Mail fraud letters look real but the promises are fake. A common warning sign is a letter asking you to send money or personal information in order to receive something of value later. Examples of mail fraud might include notices of prizes, sweepstakes winnings, vacations, and other offers to claim valuable items. Click here for a list of common mail fraud schemes.
Money transfer or mobile payment fraud
If someone you don’t know asks you to send money to them, it should be a red flag. Scammers often use mobile payment services to trick people into sending money or merchandise without holding up their end of the deal. For example, a scammer may sell you concert or sports tickets but then never actually give them to you. Never send money to someone you don’t know. If you think you made a money transfer to a scammer, contact your bank or the company you used to send the money immediately and alert them that there may have been a mistake.
Thieves will pose as a real charity, or make up the name of a charity, in order to get money from you. These scams often increase during the holiday season as well as around natural disasters and emergencies. Be careful when any charity calls to ask for donations, especially ones that suggest they’re following up on a donation pledge you don’t remember making. Always ask for detailed information about the charity, including address and phone number. Look up the charity through their website or a trusted third-party source to confirm that the charity is real. Learn more about how to avoid a charity scam.

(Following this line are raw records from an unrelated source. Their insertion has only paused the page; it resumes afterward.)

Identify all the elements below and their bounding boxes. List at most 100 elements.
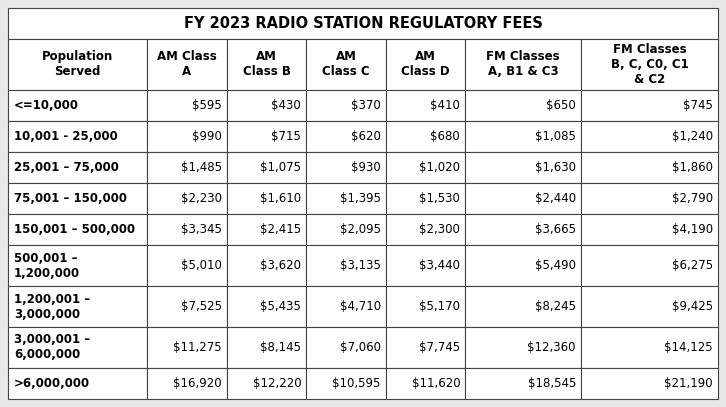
- Text: $12,220: $12,220: [253, 377, 301, 390]
- Text: 150,001 – 500,000: 150,001 – 500,000: [14, 223, 135, 236]
- Bar: [147, 183, 227, 214]
- Text: $650: $650: [546, 99, 576, 112]
- Text: $620: $620: [351, 130, 380, 143]
- Bar: [8, 183, 147, 214]
- Text: 75,001 – 150,000: 75,001 – 150,000: [14, 192, 127, 205]
- Bar: [386, 39, 465, 90]
- Text: $1,630: $1,630: [535, 161, 576, 174]
- Bar: [227, 121, 306, 152]
- Bar: [465, 214, 581, 245]
- Bar: [465, 368, 581, 399]
- Bar: [227, 39, 306, 90]
- Bar: [386, 286, 465, 327]
- Bar: [306, 183, 386, 214]
- Bar: [8, 152, 147, 183]
- Bar: [227, 90, 306, 121]
- Bar: [581, 39, 718, 90]
- Bar: [147, 214, 227, 245]
- Text: 3,000,001 –
6,000,000: 3,000,001 – 6,000,000: [14, 333, 90, 361]
- Bar: [581, 152, 718, 183]
- Bar: [147, 39, 227, 90]
- Text: $16,920: $16,920: [173, 377, 221, 390]
- Bar: [581, 183, 718, 214]
- Text: $5,435: $5,435: [261, 300, 301, 313]
- Bar: [8, 286, 147, 327]
- Bar: [581, 121, 718, 152]
- Bar: [147, 327, 227, 368]
- Text: $2,095: $2,095: [340, 223, 380, 236]
- Text: 500,001 –
1,200,000: 500,001 – 1,200,000: [14, 252, 80, 280]
- Text: AM Class
A: AM Class A: [157, 50, 217, 79]
- Bar: [465, 245, 581, 286]
- Bar: [227, 214, 306, 245]
- Text: $18,545: $18,545: [528, 377, 576, 390]
- Text: $21,190: $21,190: [664, 377, 713, 390]
- Text: $10,595: $10,595: [333, 377, 380, 390]
- Bar: [8, 327, 147, 368]
- Text: $680: $680: [431, 130, 460, 143]
- Text: $1,485: $1,485: [181, 161, 221, 174]
- Bar: [306, 90, 386, 121]
- Bar: [227, 245, 306, 286]
- Text: $4,710: $4,710: [340, 300, 380, 313]
- Text: AM
Class D: AM Class D: [401, 50, 450, 79]
- Text: $3,620: $3,620: [260, 259, 301, 272]
- Text: $1,075: $1,075: [260, 161, 301, 174]
- Text: $9,425: $9,425: [672, 300, 713, 313]
- Bar: [8, 121, 147, 152]
- Bar: [8, 214, 147, 245]
- Bar: [8, 39, 147, 90]
- Bar: [465, 90, 581, 121]
- Text: $430: $430: [272, 99, 301, 112]
- Text: $1,240: $1,240: [672, 130, 713, 143]
- Text: $3,135: $3,135: [340, 259, 380, 272]
- Text: $5,490: $5,490: [535, 259, 576, 272]
- Bar: [147, 152, 227, 183]
- Bar: [147, 368, 227, 399]
- Bar: [8, 245, 147, 286]
- Text: FY 2023 RADIO STATION REGULATORY FEES: FY 2023 RADIO STATION REGULATORY FEES: [184, 16, 542, 31]
- Text: <=10,000: <=10,000: [14, 99, 79, 112]
- Bar: [386, 121, 465, 152]
- Text: $990: $990: [192, 130, 221, 143]
- Text: $11,620: $11,620: [412, 377, 460, 390]
- Bar: [581, 90, 718, 121]
- Bar: [465, 327, 581, 368]
- Bar: [306, 39, 386, 90]
- Bar: [465, 286, 581, 327]
- Bar: [386, 152, 465, 183]
- Text: $6,275: $6,275: [672, 259, 713, 272]
- Text: $745: $745: [683, 99, 713, 112]
- Text: 1,200,001 –
3,000,000: 1,200,001 – 3,000,000: [14, 293, 90, 321]
- Bar: [306, 245, 386, 286]
- Text: $2,415: $2,415: [260, 223, 301, 236]
- Bar: [227, 152, 306, 183]
- Bar: [581, 286, 718, 327]
- Text: $5,010: $5,010: [181, 259, 221, 272]
- Text: $8,245: $8,245: [535, 300, 576, 313]
- Bar: [386, 90, 465, 121]
- Text: $1,530: $1,530: [420, 192, 460, 205]
- Text: Population
Served: Population Served: [42, 50, 113, 79]
- Text: $930: $930: [351, 161, 380, 174]
- Text: $2,300: $2,300: [420, 223, 460, 236]
- Text: $3,665: $3,665: [535, 223, 576, 236]
- Text: $3,440: $3,440: [419, 259, 460, 272]
- Bar: [386, 245, 465, 286]
- Text: AM
Class B: AM Class B: [242, 50, 290, 79]
- Bar: [306, 121, 386, 152]
- Bar: [386, 214, 465, 245]
- Bar: [306, 214, 386, 245]
- Text: 10,001 - 25,000: 10,001 - 25,000: [14, 130, 118, 143]
- Text: $1,020: $1,020: [419, 161, 460, 174]
- Text: $7,525: $7,525: [181, 300, 221, 313]
- Text: $12,360: $12,360: [528, 341, 576, 354]
- Bar: [8, 90, 147, 121]
- Text: AM
Class C: AM Class C: [322, 50, 370, 79]
- Bar: [386, 368, 465, 399]
- Bar: [306, 327, 386, 368]
- Text: $2,790: $2,790: [672, 192, 713, 205]
- Bar: [227, 327, 306, 368]
- Text: $1,085: $1,085: [535, 130, 576, 143]
- Bar: [227, 286, 306, 327]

Call the bank. If you think you've been a victim of a financial scam, call us immediately and ask us to take action to help protect your accounts.
Report the scam. Report the scam to local law enforcement, credit and debit card companies with whom you have accounts, your local state attorney general's office, and/or the Better Business Bureau.
Don't be embarrassed. Fraudsters don't discriminate. They will prey upon whoever will listen. If you think you're a victim of fraud, don't let your embarrassment get in the way of help. The sooner you act, the sooner you can reclaim your peace of mind.